―苫東地域の2025年展望は。
「5月の大型連休前後を中心に、明らかな動きや始まりが見える年になる。ベンチャーウイスキー(のグレーンウイスキー蒸留所)、エクイスグループの苫東バイオマス発電所、半導体関連も竣工(しゅんこう)する。(昨年9月に着工したソフトバンクの)データーセンターは本格的な工事に入り、(同8月に苫東工場を創業した医療や食品などの総合化学業大手)カネカの2期工事も動きだす。メガソーラー(大規模太陽光発電設備)やGX(グリーントランスフォーメーション)系の動きもあり、苫東は非常ににぎわいが出てくる。臨海部もアンモニア拠点の取り組みが少しずつ具体化し、アンモニア混焼や(二酸化炭素を分離、回収、貯留する)CCSなど、脱炭素化の取り組みが加速する」
―カーボンニュートラル(CN、温室効果ガスの排出ゼロ)、GXの動きが盛んだ。
「電気はクリーンなエネルギーをどう調達できるか、という事例をつくっていきたい。(苫東地域内のメガソーラーで)すでに自営線を作って供給するダイナックスの事例がある。(エリア内でエネルギーを自給自足する送配電)マイクログリッドの検討も始まり、PPA(電力販売契約)で太陽光発電を取り入れる動きもある。太陽光とものづくりのマッチングみたいなことを考えていかなくては。具体的に見えるものにする1年にしたい」
「GXは5年ごとに節目が来て、25年は本当に節目。(苫東地域のメガソーラーから三井アウトレットパーク札幌北広島などへの送電を計画する)三井不動産が自分たちの施設に太陽光を入れる取り組みを具体化していく他、車関係の企業も太陽光を取り入れていくと思う。これは苫小牧の強み。臨海部の石炭火力の脱炭素化も、どう動いていくか重要なポイントになる。アンモニアやバイオマス発電など、目に見えて起点を作れると考えている」
―会社としての抱負は。
「昨年は契約案件が多く、『飛躍の年にしたい』と言ったことを、ある程度は達成できた。今年は巳(み)年。ヘビは栄養を蓄えてスケールアップするために脱皮する。苫東もまさにそういう年になる。脱皮して目に見えるものが出てくる。次なるフェーズにステップアップしていく」
「(土地の分譲は)24年度がピーク。
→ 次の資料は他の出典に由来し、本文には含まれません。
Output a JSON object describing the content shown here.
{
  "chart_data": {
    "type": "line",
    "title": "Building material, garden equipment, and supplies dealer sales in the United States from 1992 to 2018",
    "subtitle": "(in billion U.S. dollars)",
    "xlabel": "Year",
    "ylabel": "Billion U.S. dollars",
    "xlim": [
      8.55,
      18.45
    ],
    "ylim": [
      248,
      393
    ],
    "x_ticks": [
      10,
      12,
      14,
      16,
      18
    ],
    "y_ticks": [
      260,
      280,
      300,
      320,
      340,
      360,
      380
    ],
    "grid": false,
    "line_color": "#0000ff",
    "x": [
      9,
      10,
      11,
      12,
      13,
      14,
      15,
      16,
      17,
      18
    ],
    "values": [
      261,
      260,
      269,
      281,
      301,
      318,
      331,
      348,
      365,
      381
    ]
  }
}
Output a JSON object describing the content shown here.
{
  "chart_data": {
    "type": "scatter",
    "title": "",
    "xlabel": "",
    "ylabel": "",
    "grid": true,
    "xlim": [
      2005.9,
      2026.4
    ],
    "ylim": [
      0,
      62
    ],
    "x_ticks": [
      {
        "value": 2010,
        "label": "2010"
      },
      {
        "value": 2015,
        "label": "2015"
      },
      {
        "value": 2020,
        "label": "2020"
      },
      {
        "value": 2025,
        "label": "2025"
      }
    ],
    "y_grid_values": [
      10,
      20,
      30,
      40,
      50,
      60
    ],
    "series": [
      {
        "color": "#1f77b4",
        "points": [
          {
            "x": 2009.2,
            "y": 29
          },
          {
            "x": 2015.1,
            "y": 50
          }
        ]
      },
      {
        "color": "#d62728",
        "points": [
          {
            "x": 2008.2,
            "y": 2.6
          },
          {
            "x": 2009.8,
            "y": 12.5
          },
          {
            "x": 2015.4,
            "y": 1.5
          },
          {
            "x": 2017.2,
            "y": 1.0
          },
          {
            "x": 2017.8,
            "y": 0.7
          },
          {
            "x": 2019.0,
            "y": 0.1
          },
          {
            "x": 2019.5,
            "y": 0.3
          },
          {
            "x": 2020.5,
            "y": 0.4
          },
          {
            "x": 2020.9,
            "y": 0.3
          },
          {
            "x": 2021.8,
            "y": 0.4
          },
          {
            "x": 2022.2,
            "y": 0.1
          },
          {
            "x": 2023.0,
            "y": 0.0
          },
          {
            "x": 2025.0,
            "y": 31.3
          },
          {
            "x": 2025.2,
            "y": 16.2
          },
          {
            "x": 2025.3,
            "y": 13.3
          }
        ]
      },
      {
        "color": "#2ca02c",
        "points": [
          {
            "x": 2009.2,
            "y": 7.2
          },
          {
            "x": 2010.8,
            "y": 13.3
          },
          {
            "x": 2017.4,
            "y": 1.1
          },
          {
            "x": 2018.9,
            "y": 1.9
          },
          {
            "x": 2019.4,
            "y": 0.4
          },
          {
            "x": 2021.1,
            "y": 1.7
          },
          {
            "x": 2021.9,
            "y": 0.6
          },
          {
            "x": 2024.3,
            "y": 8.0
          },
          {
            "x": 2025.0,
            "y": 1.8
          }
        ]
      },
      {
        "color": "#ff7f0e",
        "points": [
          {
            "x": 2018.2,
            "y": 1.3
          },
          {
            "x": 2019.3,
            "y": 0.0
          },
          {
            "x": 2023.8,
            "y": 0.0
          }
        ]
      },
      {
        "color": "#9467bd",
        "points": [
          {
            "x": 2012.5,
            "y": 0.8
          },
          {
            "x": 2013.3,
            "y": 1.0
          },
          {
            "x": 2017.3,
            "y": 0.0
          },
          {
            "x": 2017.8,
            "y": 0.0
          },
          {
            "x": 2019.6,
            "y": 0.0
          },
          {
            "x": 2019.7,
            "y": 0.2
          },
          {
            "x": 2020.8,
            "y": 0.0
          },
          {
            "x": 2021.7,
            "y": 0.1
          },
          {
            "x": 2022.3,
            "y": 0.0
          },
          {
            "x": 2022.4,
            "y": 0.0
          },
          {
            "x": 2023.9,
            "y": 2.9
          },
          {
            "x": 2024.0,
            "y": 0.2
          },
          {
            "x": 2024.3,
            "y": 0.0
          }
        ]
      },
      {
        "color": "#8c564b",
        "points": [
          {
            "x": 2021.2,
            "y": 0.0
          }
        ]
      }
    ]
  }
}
これからは造成をどんどんやってかないと、売る土地がなくなる。24年度の分譲は面積的に大きかったが、25年度は件数として伸びる気がする。苫東本社の前にある30ヘクタールは今年末、ある程度整備が完了できる。この他柏原で2カ所くらい造成しないと駄目かもしれない。臨海部は、どんどん北に向けて開発を進め、着工する予定。過剰投資にならないよう適正な規模で、今のうちにやれることはやっておく」
「新たな手法としてデベロッパーとの共同開発を考えている。今冬からつたもり山林の間伐など森林の整備を始めた。苫小牧広域森林組合に委託し、森林の整備計画を作ってもらってきれいにしていく。エゾシカの駆除も気合を入れたい」
―課題は。
「(次世代半導体製造ラピダス関連で)千歳の工事の影響が出てくる。工業用水の工事が始まると、新千歳空港へのアクセス道路が片側通行になる。水そのものは道企業局の頑張りで、ある程度は見込みが立ってきた感じ。今年はできる限り苫東内でいろんなセミナーを開き、苫東の現況をお知らせすることも積極的に取り組みたい。人手不足も課題で、市とも十分連携しながら、人材の確保に気を遣っていく。地域の企業と立地企業を結び付ける機会もつくりたい。高校生を対象に開いている苫東の視察会も密度を濃くできたら」
メモ 苫小牧東部地域(苫東地域)で産業用地を造成、分譲する第三セクター。同地域は本道の物流拠点で、広大な用地もあるため注目を集め、2023年度は売上高37億円余りと過去最高を記録した。